RC Circuits Voltage: Solving for V(out) with Loop Rule

[Dens]

Homework Statement

Relevant infor
V(out) stands for the voltage divider I believe

The Attempt at a Solution

I am just going to get the equation first.

For the first part, applying the loop rule I got

$$12 - 10^5q' - 10^7 q = 0$$ with q(0) = 0. Solving I get

$$Q = \frac{3}{25000}(1 - e^{-100t})$$

Since V = IR = q'R = q'(10⁵) I should get $$V = 12e^{-100t}$$. So the plot would be a exp curve, curving down.

For the question that follows after. The loop rule is

$$100 - q'(10^6) - q/C = 0$$. Solving, I get

$$q(t) = 100C - 100Ce^{-10^{-6}t}$$

Since V = IR = q'R = q'(10⁶) I should get $$V = 100e^{-10^{-6}t/C}$$

Now $$V_{out} = 70 = 100e^{-10^{-5}/C}$$, solving I get C = 2.8

Here is the problem, the answer is supposed to be 8.3μF. All the ODEs were solved with Maple

What did I do wrong?

 

[cepheid]

Relevant infor
V(out) stands for the voltage divider I believe

Huh? What voltage divider? V_out is the output voltage, which is the voltage across the capacitor, in this circuit.

The Attempt at a Solution

I am just going to get the equation first.

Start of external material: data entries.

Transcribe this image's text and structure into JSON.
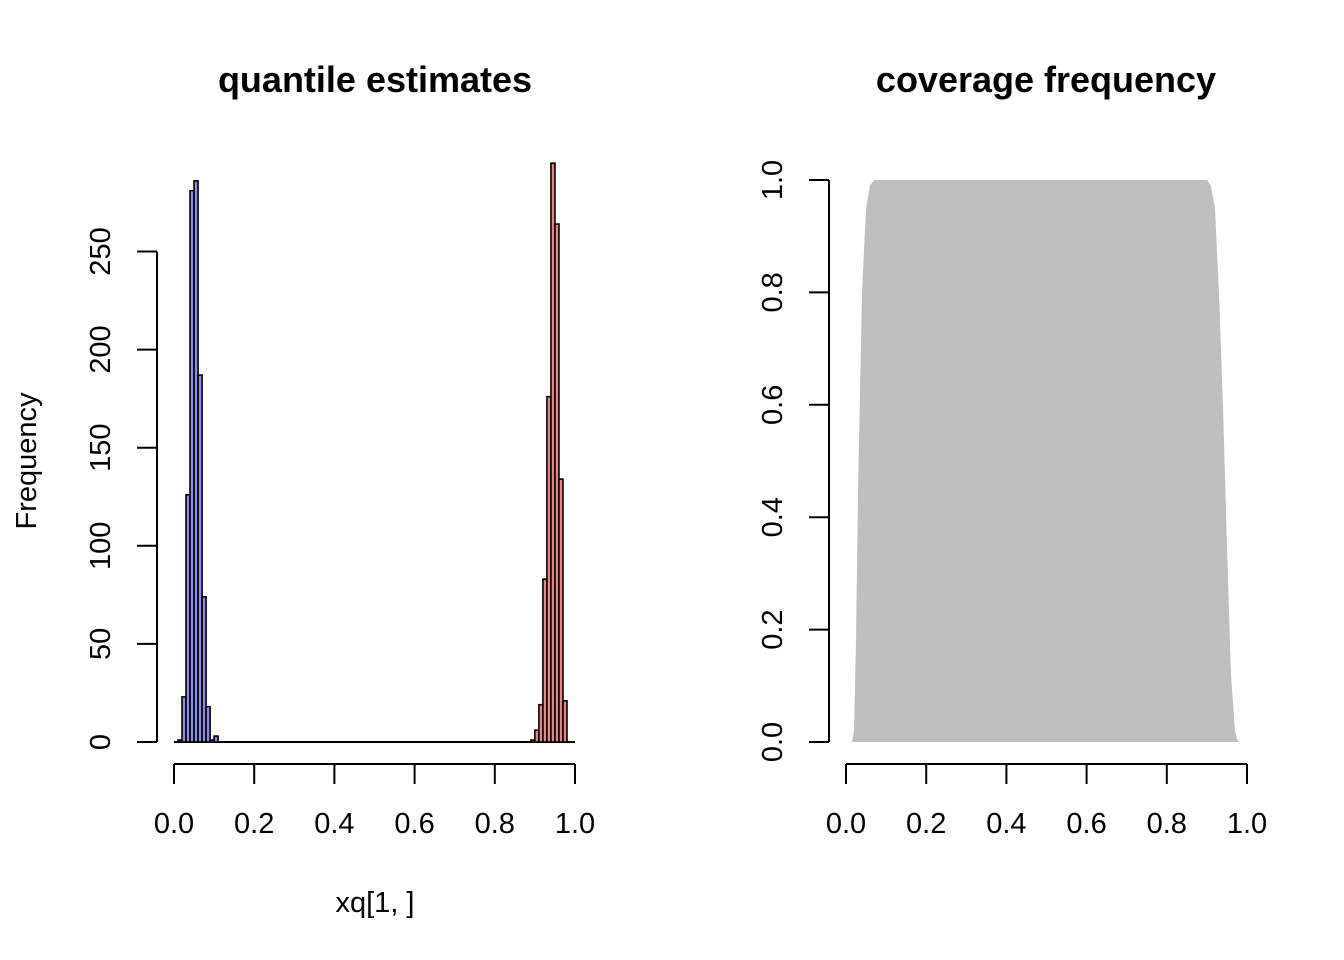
{
  "chart_data": [
    {
      "type": "bar",
      "title": "quantile estimates",
      "xlabel": "xq[1, ]",
      "ylabel": "Frequency",
      "xlim": [
        0,
        1
      ],
      "ylim": [
        0,
        290
      ],
      "x_ticks": [
        "0.0",
        "0.2",
        "0.4",
        "0.6",
        "0.8",
        "1.0"
      ],
      "y_ticks": [
        "0",
        "50",
        "100",
        "150",
        "200",
        "250"
      ],
      "bin_width": 0.01,
      "series": [
        {
          "color": "#8A8EE8",
          "bins": [
            {
              "x0": 0.0,
              "count": 0
            },
            {
              "x0": 0.01,
              "count": 1
            },
            {
              "x0": 0.02,
              "count": 23
            },
            {
              "x0": 0.03,
              "count": 126
            },
            {
              "x0": 0.04,
              "count": 281
            },
            {
              "x0": 0.05,
              "count": 286
            },
            {
              "x0": 0.06,
              "count": 187
            },
            {
              "x0": 0.07,
              "count": 74
            },
            {
              "x0": 0.08,
              "count": 18
            },
            {
              "x0": 0.09,
              "count": 1
            },
            {
              "x0": 0.1,
              "count": 3
            }
          ]
        },
        {
          "color": "#EE8282",
          "bins": [
            {
              "x0": 0.89,
              "count": 1
            },
            {
              "x0": 0.9,
              "count": 6
            },
            {
              "x0": 0.91,
              "count": 19
            },
            {
              "x0": 0.92,
              "count": 83
            },
            {
              "x0": 0.93,
              "count": 176
            },
            {
              "x0": 0.94,
              "count": 295
            },
            {
              "x0": 0.95,
              "count": 264
            },
            {
              "x0": 0.96,
              "count": 134
            },
            {
              "x0": 0.97,
              "count": 21
            },
            {
              "x0": 0.98,
              "count": 0
            }
          ]
        }
      ]
    },
    {
      "type": "area",
      "title": "coverage frequency",
      "xlabel": "",
      "ylabel": "",
      "xlim": [
        0,
        1
      ],
      "ylim": [
        0,
        1
      ],
      "x_ticks": [
        "0.0",
        "0.2",
        "0.4",
        "0.6",
        "0.8",
        "1.0"
      ],
      "y_ticks": [
        "0.0",
        "0.2",
        "0.4",
        "0.6",
        "0.8",
        "1.0"
      ],
      "color": "#BEBEBE",
      "x": [
        0.015,
        0.02,
        0.025,
        0.03,
        0.04,
        0.05,
        0.06,
        0.07,
        0.08,
        0.09,
        0.1,
        0.12,
        0.88,
        0.9,
        0.91,
        0.92,
        0.93,
        0.94,
        0.95,
        0.96,
        0.97,
        0.975,
        0.98
      ],
      "y": [
        0.0,
        0.02,
        0.18,
        0.45,
        0.8,
        0.95,
        0.99,
        1.0,
        1.0,
        1.0,
        1.0,
        1.0,
        1.0,
        1.0,
        0.99,
        0.95,
        0.8,
        0.6,
        0.35,
        0.12,
        0.02,
        0.005,
        0.0
      ]
    }
  ]
}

For the first part, applying the loop rule I got

$$12 - 10^5q' - 10^7 q = 0$$ with q(0) = 0. Solving I get

$$Q = \frac{3}{25000}(1 - e^{-100t})$$

Since V = IR = q'R = q'(10⁵) I should get $$V = 12e^{-100t}$$. So the plot would be a exp curve, curving down.

You're solving for the WRONG V here. The voltage given by IR is the voltage across the resistor (let's call it V_R). You're looking for the voltage across the capacitor. To get the capacitor voltage (V_C), use the fact that q = CV_C for a capacitor. OR, use the loop rule to solve for V_C in terms of V_R and V₀. Either method should give you the same answer.

Also, whenever you get an answer to a problem, always ask yourself, "does this make any sense?" A decaying exponential for the capacitor voltage makes no sense, because after the switch closes, the capacitor is charging, not discharging.

EDIT: and you made the exact same mistake in part 2. Your equation for the capacitor voltage vs. time is just wrong.